Keri Glassman is a nutritionist and a registered dietitian. Along with having her own practice, she is a regular contributor to Women's Health, she appears on the Today show, GMA and other national programs. Many people are more familiar with the term nutritionist, or nutrition expert, but according to the Academy of Nutrition and Dietetics, a registered dietitian is a food and nutrition expert who has met the minimum academic and professional requirements to qualify for the credential "RD."
Only for the rich and famous?
So if Beyoncé has a nutritionist, how can the average woman afford one? Are nutritionists just accessible to the rich and famous? "Not at all," exclaims Keri. Some insurance plans, although all are different, cover medical nutrition therapy for things like help with weight loss, cardiovascular disease, high cholesterol and even nutritional counseling.
"Many nutritionists are reasonably priced," notes Keri, so you don't have to be a celebrity or wealthy to afford working with one. "Health professionals agree that nutrition services are one of the first treatments people should receive to prevent illness and to treat and improve their health."
Find the right match
We asked Keri what people should consider when they're looking for a nutritionist to work with. "Of course you want to review their expertise, but there are other things to consider, too," she says. "Ask yourself what your primary goal is, and what you're looking to gain: Are you looking for emotional support, accountability, education, specific conditions you need to address. You want someone with an office that's convenient to you, too. Someone that is affordable for your budget, and you want to match up your personalities. Having a rapport with a nutritionist is very important."
More than food
"I advocate a whole person approach to nutrition," Keri explains. "It's not just about food. Look at your desk area for example. If it's organized you might be more productive, which might make you feel better about yourself. If you feel better about yourself you may end up eating a healthy lunch, and so on. It all works together! In my practice we assess a client based on a number of things. We look at sleep patterns, stress and emotions, how much water a person drinks, what medications they take. We assess all of that before working on the food aspect of things."

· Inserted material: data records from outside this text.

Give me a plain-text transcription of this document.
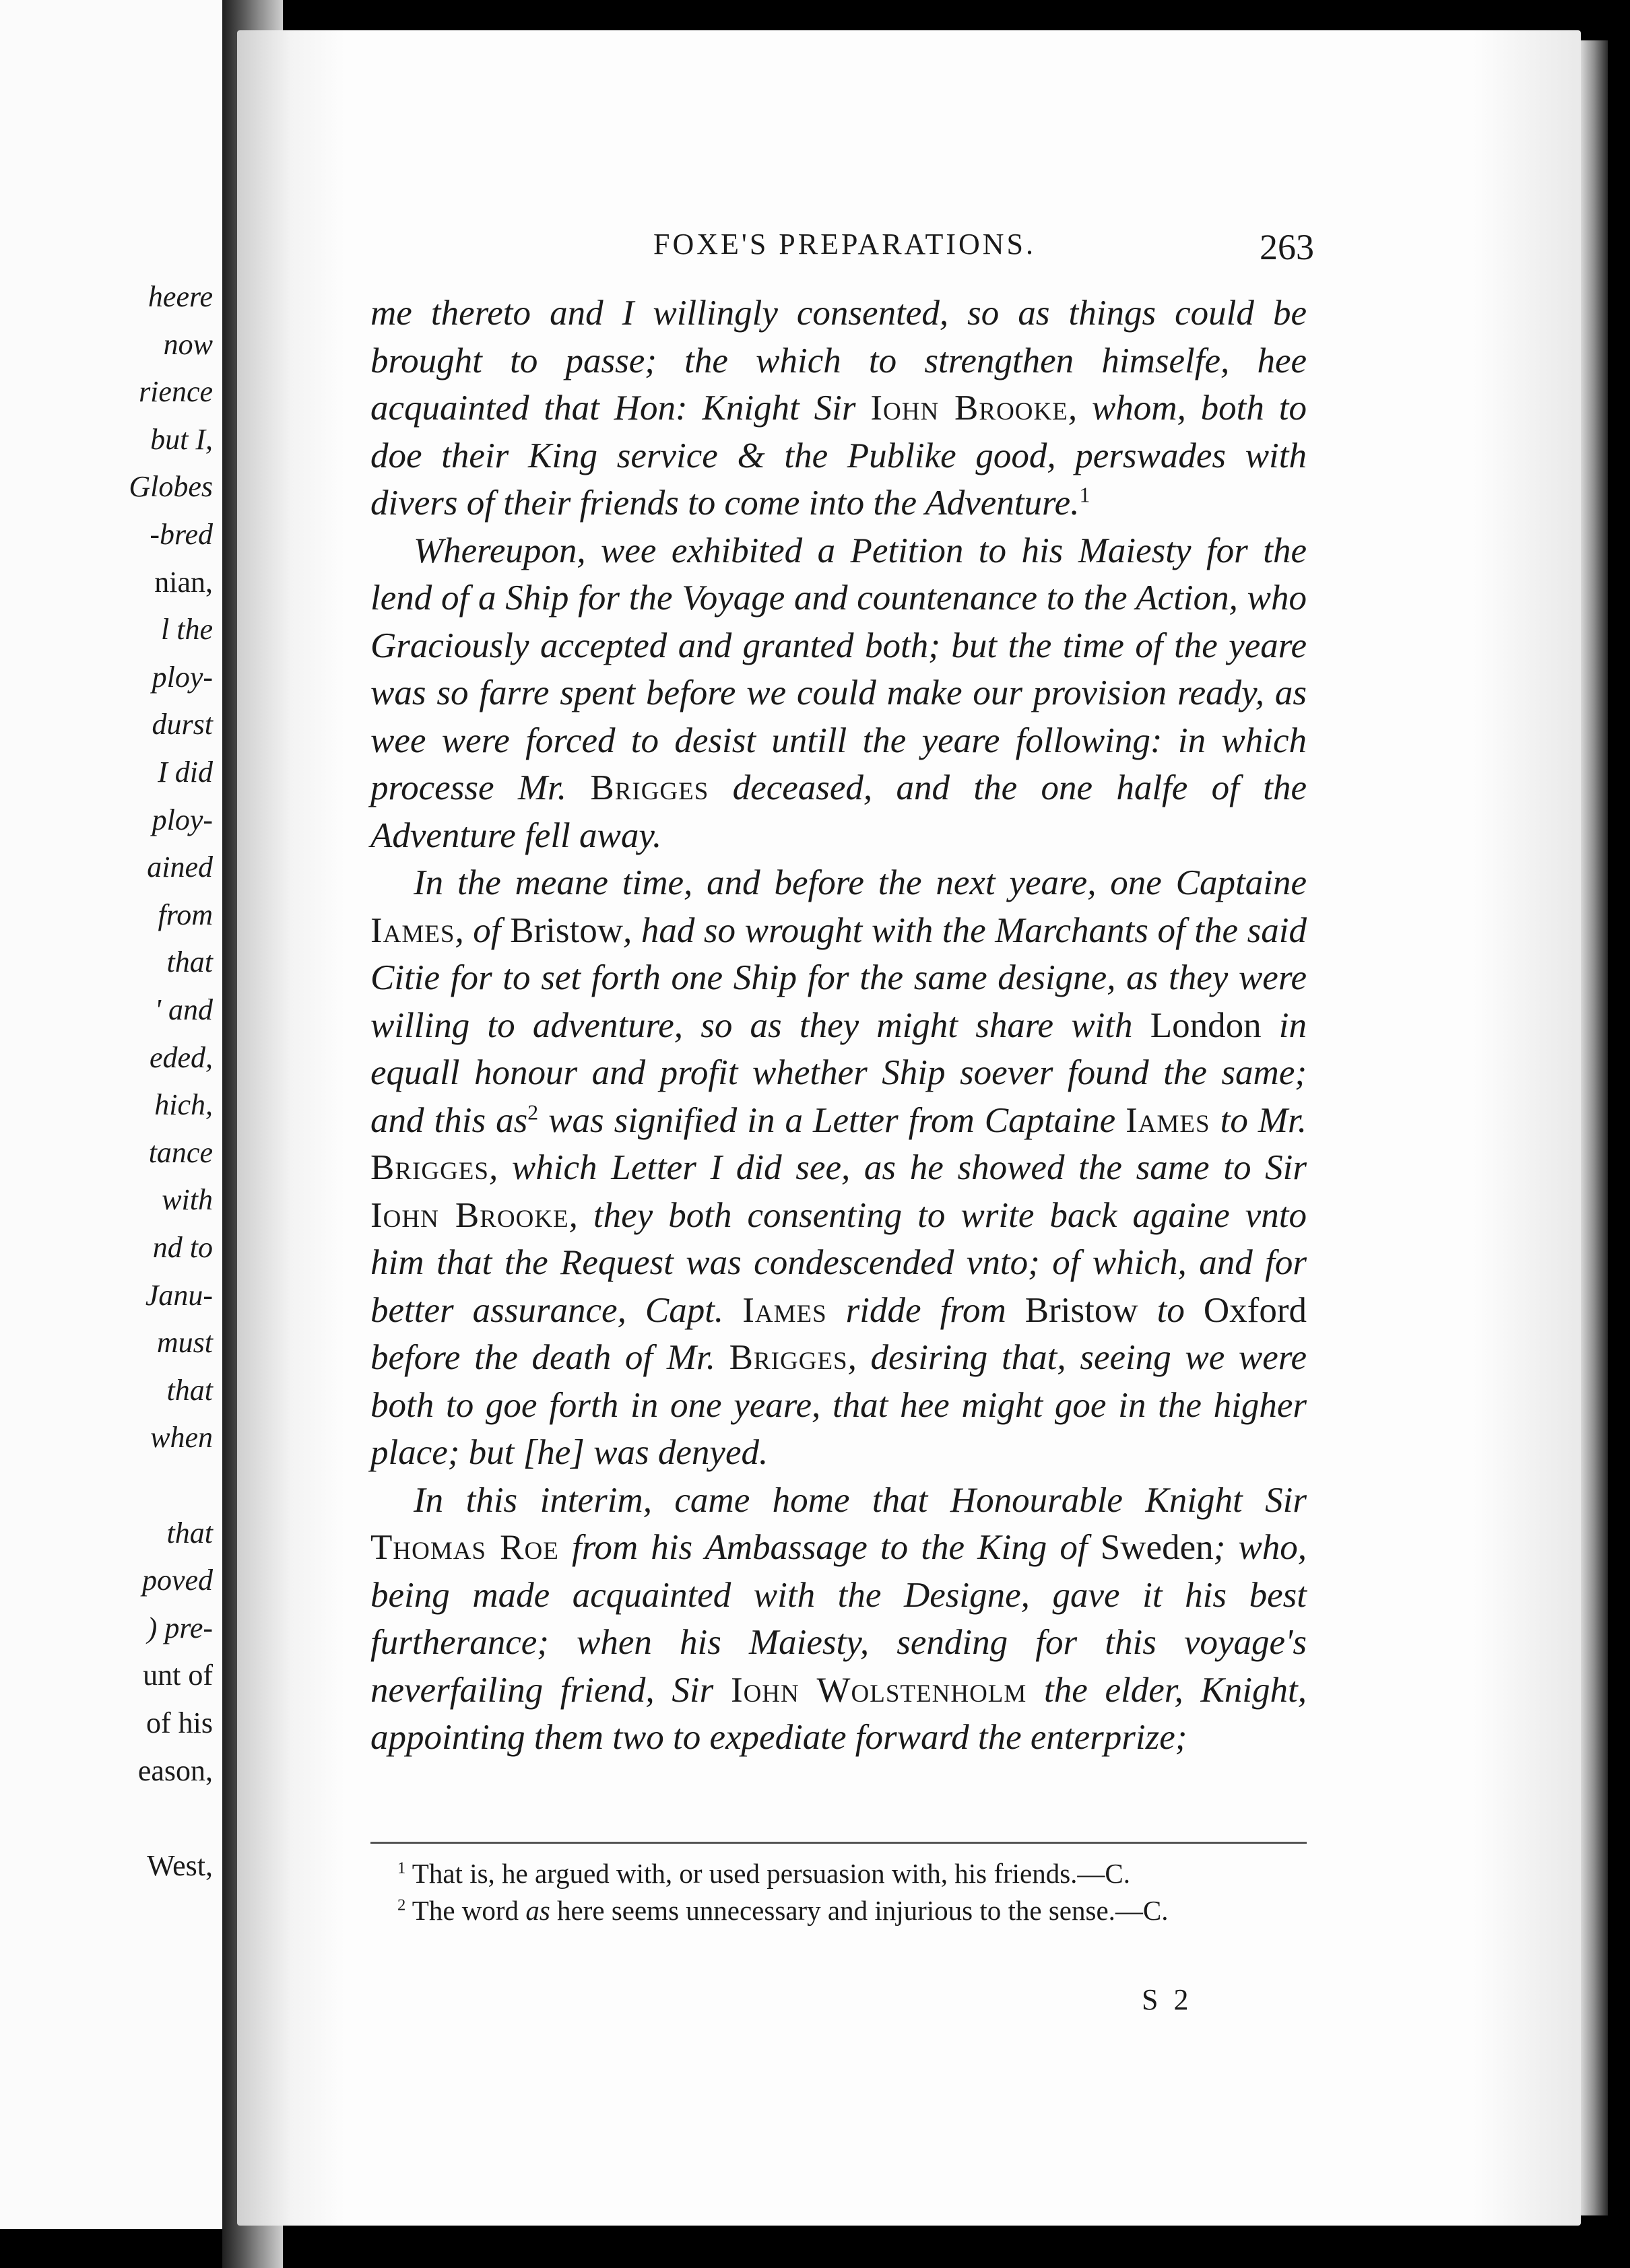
heere
now
rience
but I,
Globes
-bred
nian,
l the
ploy-
durst
I did
ploy-
ained
from
that
' and
eded,
hich,
tance
with
nd to
Janu-
must
that
when
that
poved
) pre-
unt of
of his
eason,
West,
FOXE'S PREPARATIONS.	263

me thereto and I willingly consented, so as things could be brought to passe; the which to strengthen himselfe, hee acquainted that Hon: Knight Sir Iohn Brooke, whom, both to doe their King service & the Publike good, perswades with divers of their friends to come into the Adventure.$^1$

Whereupon, wee exhibited a Petition to his Maiesty for the lend of a Ship for the Voyage and countenance to the Action, who Graciously accepted and granted both; but the time of the yeare was so farre spent before we could make our provision ready, as wee were forced to desist untill the yeare following: in which processe Mr. Brigges deceased, and the one halfe of the Adventure fell away.

In the meane time, and before the next yeare, one Captaine Iames, of Bristow, had so wrought with the Marchants of the said Citie for to set forth one Ship for the same designe, as they were willing to adventure, so as they might share with London in equall honour and profit whether Ship soever found the same; and this $as^2$ was signified in a Letter from Captaine Iames to Mr. Brigges, which Letter I did see, as he showed the same to Sir Iohn Brooke, they both consenting to write back againe vnto him that the Request was condescended vnto; of which, and for better assurance, Capt. Iames ridde from Bristow to Oxford before the death of Mr. Brigges, desiring that, seeing we were both to goe forth in one yeare, that hee might goe in the higher place; but [he] was denyed.

In this interim, came home that Honourable Knight Sir Thomas Roe from his Ambassage to the King of Sweden; who, being made acquainted with the Designe, gave it his best furtherance; when his Maiesty, sending for this voyage's neverfailing friend, Sir Iohn Wolstenholm the elder, Knight, appointing them two to expediate forward the enterprize;

$^1$ That is, he argued with, or used persuasion with, his friends.—C.

$^2$ The word as here seems unnecessary and injurious to the sense.—C.

S 2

Tips and tricks for healthy eating and snacking
"I'm a big fan of snacking in general," reveals Keri. "I feel like people don't snack, then end up overconsuming at their next meal, or they feel deprived and go for the first thing they see. Plan your snacks in advance and make sure all your snacks (and foods) are real foods. We eat way too many packaged and processed foods."
Serve up some of these tasty, healthy foods that Keri suggests:
- "Try half an avocado with a little lemon juice, sea salt and pepper (avocados are loaded with healthy fat and fiber)."
- "Eat a green apple with a few teaspoons of almond butter on it and a little cinnamon sprinkled on top."
- "I love popcorn — it's a whole grain food with fiber, and I love the crunch and low-calorie nature to it. It's easy to pick at!"
- "Endive is great for snacking. You can peel the leaves off one at a time and dip them in hummus."
- "I love eating lots of greens at lunch and dinner, like kale and arugula salads. Try a spinach salad with beets, steamed potatoes and a little burrata cheese."
- "I serve all sorts of fish and shrimp (I like to serve shrimp in a marinara sauce over sauteed squash or spinach)."
- "For a vegetarian meal, I'll put together a platter of different things like grilled tofu, hummus, quinoa, sliced peppers, and some crackers and feta cheese."